Left in casualty for days

Written By miftah nugraha on Sabtu, 20 April 2013 | 19.55

THE Royal Hobart Hospital has ordered a review into why a patient spent two days waiting for treatment on a trolley in its emergency department.

Kingston man David Dawes said despite having private health cover and always paying his Medicare levy, he was forced to lie on the trolley and a chair in the public hospital while he waited for a bed.

"There were other people waiting to go upstairs to a ward too, it's disgraceful," he said.

The hospital said the length of time Mr Dawes, 56, had to wait for a bed was unacceptable and it would investigate the matter.

Mr Dawes first went to hospital after an accident left a drill bit in his foot.

The Hobart Private Hospital had no access to an orthopaedic surgeon that day so he had his operation in the Royal.

But a week later his GP said his sore, reddened leg was infected and sent him back to hospital – where he waited, and waited.

Mr Dawes said he went to the Royal at lunchtime on Monday, April 8 and was not sent to his own room until late on Wednesday, April 10.

Tasmanian Health Organisation South chief executive Jane Holden said Mr Dawes waited 46 hours.

"Mr Dawes spent an unacceptable amount of time in ED awaiting a ward bed," Ms Holden said.

"This length of stay in ED raises serious issues, which have been referred for clinical and operational review."

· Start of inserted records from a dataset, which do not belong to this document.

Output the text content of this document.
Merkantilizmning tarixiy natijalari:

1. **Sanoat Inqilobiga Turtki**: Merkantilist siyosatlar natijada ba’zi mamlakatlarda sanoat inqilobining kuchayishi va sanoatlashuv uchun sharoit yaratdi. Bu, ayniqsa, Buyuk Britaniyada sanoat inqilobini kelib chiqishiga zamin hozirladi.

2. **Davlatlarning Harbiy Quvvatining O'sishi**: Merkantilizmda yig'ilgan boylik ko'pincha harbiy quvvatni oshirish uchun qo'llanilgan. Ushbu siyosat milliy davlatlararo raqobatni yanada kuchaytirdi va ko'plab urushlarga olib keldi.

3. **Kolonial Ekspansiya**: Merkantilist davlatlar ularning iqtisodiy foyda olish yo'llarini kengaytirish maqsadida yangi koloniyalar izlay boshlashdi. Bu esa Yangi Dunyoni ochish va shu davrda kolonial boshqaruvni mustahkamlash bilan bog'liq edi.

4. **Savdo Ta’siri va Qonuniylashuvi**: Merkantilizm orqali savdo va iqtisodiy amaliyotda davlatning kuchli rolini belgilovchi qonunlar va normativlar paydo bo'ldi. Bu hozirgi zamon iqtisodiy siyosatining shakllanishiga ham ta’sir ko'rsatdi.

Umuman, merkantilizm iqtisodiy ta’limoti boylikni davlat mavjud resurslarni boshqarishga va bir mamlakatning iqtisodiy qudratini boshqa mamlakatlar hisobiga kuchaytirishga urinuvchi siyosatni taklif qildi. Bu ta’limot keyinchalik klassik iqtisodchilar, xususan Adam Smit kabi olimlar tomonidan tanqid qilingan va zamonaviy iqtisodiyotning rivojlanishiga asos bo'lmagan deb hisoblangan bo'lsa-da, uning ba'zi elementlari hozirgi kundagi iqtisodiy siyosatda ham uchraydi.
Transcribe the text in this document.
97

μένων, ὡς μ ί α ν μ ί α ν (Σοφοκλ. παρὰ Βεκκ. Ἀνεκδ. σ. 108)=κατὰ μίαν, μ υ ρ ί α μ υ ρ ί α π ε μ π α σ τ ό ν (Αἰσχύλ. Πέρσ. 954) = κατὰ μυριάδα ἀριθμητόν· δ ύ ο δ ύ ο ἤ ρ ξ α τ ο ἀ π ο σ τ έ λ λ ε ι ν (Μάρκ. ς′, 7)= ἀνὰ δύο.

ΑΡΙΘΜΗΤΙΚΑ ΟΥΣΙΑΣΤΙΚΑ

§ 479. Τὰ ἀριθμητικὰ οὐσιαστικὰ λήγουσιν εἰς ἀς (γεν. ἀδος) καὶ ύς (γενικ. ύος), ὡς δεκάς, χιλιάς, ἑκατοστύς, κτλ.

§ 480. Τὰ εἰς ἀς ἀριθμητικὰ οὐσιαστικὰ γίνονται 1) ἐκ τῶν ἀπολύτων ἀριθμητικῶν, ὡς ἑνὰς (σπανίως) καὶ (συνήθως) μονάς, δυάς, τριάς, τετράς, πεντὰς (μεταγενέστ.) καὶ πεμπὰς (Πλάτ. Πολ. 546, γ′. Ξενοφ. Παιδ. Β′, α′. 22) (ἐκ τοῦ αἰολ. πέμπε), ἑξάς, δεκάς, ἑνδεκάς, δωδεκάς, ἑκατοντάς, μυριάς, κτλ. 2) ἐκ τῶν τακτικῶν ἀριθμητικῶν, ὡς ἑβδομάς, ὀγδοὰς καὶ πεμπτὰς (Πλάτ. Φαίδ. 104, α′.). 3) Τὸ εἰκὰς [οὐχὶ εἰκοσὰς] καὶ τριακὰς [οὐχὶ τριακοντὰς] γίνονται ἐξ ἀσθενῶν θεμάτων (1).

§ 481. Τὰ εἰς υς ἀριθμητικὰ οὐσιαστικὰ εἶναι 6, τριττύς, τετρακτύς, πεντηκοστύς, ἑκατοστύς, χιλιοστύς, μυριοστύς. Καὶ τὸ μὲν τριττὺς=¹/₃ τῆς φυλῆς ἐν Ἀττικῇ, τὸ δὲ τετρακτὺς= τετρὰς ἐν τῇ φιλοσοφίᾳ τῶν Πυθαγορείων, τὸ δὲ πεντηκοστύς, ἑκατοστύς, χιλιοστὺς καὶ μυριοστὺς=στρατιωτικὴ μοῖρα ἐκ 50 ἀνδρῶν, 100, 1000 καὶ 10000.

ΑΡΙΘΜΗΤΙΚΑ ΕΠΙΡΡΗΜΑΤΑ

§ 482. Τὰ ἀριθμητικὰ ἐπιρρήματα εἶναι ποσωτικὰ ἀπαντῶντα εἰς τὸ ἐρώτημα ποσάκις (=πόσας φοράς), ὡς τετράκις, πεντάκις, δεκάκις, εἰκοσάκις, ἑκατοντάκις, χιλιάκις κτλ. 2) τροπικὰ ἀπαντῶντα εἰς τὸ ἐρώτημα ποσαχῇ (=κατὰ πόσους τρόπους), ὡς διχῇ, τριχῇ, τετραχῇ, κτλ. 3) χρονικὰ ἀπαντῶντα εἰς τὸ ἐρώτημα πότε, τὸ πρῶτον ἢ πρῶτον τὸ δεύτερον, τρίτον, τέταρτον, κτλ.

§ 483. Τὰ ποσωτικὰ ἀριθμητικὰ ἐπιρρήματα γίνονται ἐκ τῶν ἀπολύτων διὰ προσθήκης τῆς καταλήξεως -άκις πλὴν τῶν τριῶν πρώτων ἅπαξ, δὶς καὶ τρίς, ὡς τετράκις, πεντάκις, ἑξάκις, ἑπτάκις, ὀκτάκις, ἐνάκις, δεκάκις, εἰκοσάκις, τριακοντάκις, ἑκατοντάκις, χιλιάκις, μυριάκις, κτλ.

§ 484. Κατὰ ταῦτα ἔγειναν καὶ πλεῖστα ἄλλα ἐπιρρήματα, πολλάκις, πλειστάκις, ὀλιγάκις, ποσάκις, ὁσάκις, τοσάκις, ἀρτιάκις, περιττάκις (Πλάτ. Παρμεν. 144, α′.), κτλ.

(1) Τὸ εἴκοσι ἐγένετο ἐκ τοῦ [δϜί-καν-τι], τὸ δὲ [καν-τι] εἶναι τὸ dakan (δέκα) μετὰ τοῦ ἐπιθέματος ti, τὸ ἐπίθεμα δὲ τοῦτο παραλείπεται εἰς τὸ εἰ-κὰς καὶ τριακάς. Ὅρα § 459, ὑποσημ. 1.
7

The Hobart Private Hospital said orthopaedic specialists who accepted referrals from its emergency department might sometimes be unavailable and in such cases they would advise and organise a transfer to the RHH.

Mr Dawes said he spent a day and a half on a trolley in the RHH then another day in the children's emergency section on a reclining chair that was so badly positioned he was having physio for back pain.

"I couldn't adjust it and I was sitting on timber," he said.

He was on a drip and having observations taken and said he was only given sandwiches until he demanded a meal.

His sister Judy Bishop said she felt sorry for nursing staff who often ended up working extra shifts, but that it must put patient care in jeopardy.

"This must happen to people all the time, we aren't an isolated case," she said.